California Online Privacy Protection Act of 2003
Privacy Concerns With "Do Not Track" Settings
While 2003’s CalOPPA addressed the issue of what types of PII are collected and with whom PII is shared, it did not address how websites treat web browsers’ "do not track" ("DNT") setting, which varies among websites. DNT settings purport to provide consumers with the ability to exercise control regarding PII collection over time and across third-party websites. Most web browsers, including Mozilla’s Firefox, Apple’s Safari, and Google Chrome, allow users to select a DNT option that, in theory, blocks third party tracking across a network of websites. However, not every website honors other browser’s DNT signals or blocks third party tracking. The inconsistencies in DNT practices may affect consumer’s expectations regarding the collection and use of their online activities, particularly if they have opted out of such online tracking. The new 2013 amendment to CalOPPA aims to address this inconsistency.
The 2013 "Do Not Track" Law
As noted above, AB 370 specifically applies to the use of PII to track users across time and over multiple websites. It requires that operators disclose whether third parties may collect PII about an individual consumer’s online habits as he or she moves from one website to another. For example, a website operator may know that an individual customer is a 38-year-old male who lives on 555 Park Boulevard in San Diego, purchased a camera and booked a hotel online last week and has also visited numerous travel websites within the past two weeks. The collection of user’s PII and online behavior can be a valuable tool in that it allows website operators to better identify and understand their customers, which may lead to more targeted (i.e. relevant) online advertising to those same customers as they move from one website to another. However, many internet users prefer not to be tracked online and utilize web browsers’ DNT setting to prevent tracking.

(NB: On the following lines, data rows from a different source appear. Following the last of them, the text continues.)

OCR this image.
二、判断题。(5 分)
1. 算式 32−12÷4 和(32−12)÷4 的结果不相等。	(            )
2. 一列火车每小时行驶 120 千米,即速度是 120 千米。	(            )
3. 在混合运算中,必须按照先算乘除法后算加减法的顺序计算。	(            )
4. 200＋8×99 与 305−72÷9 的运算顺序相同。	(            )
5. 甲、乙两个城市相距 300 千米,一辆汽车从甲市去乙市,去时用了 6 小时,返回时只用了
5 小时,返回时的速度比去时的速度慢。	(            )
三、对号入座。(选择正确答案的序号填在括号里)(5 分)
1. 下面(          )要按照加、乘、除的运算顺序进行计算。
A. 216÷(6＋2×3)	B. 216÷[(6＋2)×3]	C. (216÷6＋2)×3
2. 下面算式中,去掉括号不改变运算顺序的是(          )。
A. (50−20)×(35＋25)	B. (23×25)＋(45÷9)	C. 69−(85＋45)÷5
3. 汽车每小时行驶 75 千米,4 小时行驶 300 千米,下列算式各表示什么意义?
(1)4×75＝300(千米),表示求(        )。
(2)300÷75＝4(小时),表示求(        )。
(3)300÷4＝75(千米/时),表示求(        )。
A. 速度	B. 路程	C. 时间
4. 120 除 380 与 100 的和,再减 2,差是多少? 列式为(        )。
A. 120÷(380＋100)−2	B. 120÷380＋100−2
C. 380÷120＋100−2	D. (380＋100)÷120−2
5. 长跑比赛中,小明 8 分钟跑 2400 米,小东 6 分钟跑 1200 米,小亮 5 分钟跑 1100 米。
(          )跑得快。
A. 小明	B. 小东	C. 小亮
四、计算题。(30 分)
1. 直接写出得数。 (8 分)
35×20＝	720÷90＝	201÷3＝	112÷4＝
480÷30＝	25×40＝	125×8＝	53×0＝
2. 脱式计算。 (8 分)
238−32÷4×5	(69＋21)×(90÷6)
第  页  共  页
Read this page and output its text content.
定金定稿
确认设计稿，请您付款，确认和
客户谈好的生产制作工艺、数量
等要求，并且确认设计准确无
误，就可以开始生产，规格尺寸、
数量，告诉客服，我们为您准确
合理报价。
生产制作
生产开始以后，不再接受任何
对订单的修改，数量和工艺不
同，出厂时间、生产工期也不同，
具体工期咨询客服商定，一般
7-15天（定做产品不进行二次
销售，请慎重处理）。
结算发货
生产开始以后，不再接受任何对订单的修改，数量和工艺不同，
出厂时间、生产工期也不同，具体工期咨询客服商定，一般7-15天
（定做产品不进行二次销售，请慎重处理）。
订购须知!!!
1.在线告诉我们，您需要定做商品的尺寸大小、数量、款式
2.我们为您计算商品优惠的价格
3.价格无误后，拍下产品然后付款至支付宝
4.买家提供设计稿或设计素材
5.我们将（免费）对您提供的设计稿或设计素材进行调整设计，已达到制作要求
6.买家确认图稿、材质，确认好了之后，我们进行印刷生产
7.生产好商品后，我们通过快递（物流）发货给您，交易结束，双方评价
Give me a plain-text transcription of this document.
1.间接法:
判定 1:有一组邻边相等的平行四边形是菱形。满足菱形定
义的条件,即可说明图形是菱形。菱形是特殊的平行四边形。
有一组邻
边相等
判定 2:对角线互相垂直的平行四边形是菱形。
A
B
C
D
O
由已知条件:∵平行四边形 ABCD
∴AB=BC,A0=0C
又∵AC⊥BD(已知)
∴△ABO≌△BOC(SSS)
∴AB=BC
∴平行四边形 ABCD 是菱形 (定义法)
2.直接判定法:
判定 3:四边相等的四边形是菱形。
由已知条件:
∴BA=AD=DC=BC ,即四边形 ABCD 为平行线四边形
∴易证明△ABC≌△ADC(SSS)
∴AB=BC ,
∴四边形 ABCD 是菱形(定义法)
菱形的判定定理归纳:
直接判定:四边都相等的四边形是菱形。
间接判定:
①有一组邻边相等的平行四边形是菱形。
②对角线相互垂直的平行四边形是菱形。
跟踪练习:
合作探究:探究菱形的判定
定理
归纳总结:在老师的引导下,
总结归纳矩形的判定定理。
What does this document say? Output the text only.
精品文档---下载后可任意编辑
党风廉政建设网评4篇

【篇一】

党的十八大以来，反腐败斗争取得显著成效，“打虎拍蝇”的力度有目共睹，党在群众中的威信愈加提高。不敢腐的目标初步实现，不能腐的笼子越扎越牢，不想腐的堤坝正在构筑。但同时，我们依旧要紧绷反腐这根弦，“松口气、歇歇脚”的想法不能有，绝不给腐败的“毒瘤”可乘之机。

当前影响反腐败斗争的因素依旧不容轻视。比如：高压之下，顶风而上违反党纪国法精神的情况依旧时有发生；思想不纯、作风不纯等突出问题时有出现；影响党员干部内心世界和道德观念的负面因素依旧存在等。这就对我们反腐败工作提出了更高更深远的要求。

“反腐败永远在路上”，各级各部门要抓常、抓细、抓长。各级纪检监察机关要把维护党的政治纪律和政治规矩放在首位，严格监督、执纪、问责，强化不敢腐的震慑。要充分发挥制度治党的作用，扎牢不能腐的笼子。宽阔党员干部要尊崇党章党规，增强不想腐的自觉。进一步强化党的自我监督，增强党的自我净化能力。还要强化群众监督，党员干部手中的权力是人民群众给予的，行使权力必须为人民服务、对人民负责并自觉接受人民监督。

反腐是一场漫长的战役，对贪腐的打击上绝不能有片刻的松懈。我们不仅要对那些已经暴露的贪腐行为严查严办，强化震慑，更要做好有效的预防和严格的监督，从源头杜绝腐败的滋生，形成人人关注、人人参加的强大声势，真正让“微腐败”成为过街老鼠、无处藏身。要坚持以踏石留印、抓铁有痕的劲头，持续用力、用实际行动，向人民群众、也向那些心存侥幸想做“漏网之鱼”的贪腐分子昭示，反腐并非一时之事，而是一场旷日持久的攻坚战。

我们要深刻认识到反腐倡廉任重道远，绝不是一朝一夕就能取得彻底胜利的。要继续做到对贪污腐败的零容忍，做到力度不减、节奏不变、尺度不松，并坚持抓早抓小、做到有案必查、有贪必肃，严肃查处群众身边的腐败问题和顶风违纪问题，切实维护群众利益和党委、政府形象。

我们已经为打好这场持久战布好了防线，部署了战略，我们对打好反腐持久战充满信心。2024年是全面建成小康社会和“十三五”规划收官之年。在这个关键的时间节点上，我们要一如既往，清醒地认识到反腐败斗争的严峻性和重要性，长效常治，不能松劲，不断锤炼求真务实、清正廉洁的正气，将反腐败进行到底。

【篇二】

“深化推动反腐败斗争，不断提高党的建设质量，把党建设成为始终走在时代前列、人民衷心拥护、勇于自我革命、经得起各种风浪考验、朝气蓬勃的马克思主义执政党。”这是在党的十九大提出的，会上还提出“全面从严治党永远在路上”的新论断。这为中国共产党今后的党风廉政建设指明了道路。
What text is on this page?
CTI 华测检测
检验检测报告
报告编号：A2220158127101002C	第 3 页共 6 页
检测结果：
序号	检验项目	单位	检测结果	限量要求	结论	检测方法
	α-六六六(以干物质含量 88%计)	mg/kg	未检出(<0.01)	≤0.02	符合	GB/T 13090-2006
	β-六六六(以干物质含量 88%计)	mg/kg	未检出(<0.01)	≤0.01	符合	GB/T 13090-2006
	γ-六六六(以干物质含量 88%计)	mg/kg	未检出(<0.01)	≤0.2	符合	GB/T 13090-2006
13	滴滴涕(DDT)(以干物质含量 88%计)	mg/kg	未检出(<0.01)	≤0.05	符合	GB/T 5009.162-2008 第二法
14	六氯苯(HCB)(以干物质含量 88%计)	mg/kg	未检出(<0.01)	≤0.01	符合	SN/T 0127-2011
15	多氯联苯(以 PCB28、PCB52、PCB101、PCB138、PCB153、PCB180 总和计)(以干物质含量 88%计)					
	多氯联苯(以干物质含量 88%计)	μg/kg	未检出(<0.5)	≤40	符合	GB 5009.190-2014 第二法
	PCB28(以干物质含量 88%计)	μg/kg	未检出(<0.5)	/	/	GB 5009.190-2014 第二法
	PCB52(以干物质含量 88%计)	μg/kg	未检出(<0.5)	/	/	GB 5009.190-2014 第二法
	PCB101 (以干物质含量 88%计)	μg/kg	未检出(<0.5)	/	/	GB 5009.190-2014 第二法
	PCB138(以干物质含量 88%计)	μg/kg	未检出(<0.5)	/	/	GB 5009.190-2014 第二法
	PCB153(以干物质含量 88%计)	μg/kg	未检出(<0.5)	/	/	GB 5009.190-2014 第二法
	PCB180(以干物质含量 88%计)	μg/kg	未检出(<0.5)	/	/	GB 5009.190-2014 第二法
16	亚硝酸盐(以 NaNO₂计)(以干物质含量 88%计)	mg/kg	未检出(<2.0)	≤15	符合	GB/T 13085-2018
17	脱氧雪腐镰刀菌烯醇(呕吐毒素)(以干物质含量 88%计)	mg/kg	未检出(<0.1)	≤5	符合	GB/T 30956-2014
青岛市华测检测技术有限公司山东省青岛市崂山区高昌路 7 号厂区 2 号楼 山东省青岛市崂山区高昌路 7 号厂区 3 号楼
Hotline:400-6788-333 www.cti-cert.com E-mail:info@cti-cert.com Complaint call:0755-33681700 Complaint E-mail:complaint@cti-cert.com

The amendments to CalOPPA take effect on January 1, 2014, and affected operators have 30 days to comply after being notified of noncompliance to update their privacy policies. Failure to do so may subject operators and developers to fines of up to $2,500 per violation.
Operators and developers of commercial websites, software and mobile apps that collect and transmit PII should review how their online service responds to web browsers "do not track" signal and whether they allow for the use of PII to track users across time and over multiple websites, and operators should timely update their privacy policies to disclose such tracking activities and should update their policies over time as their practices change.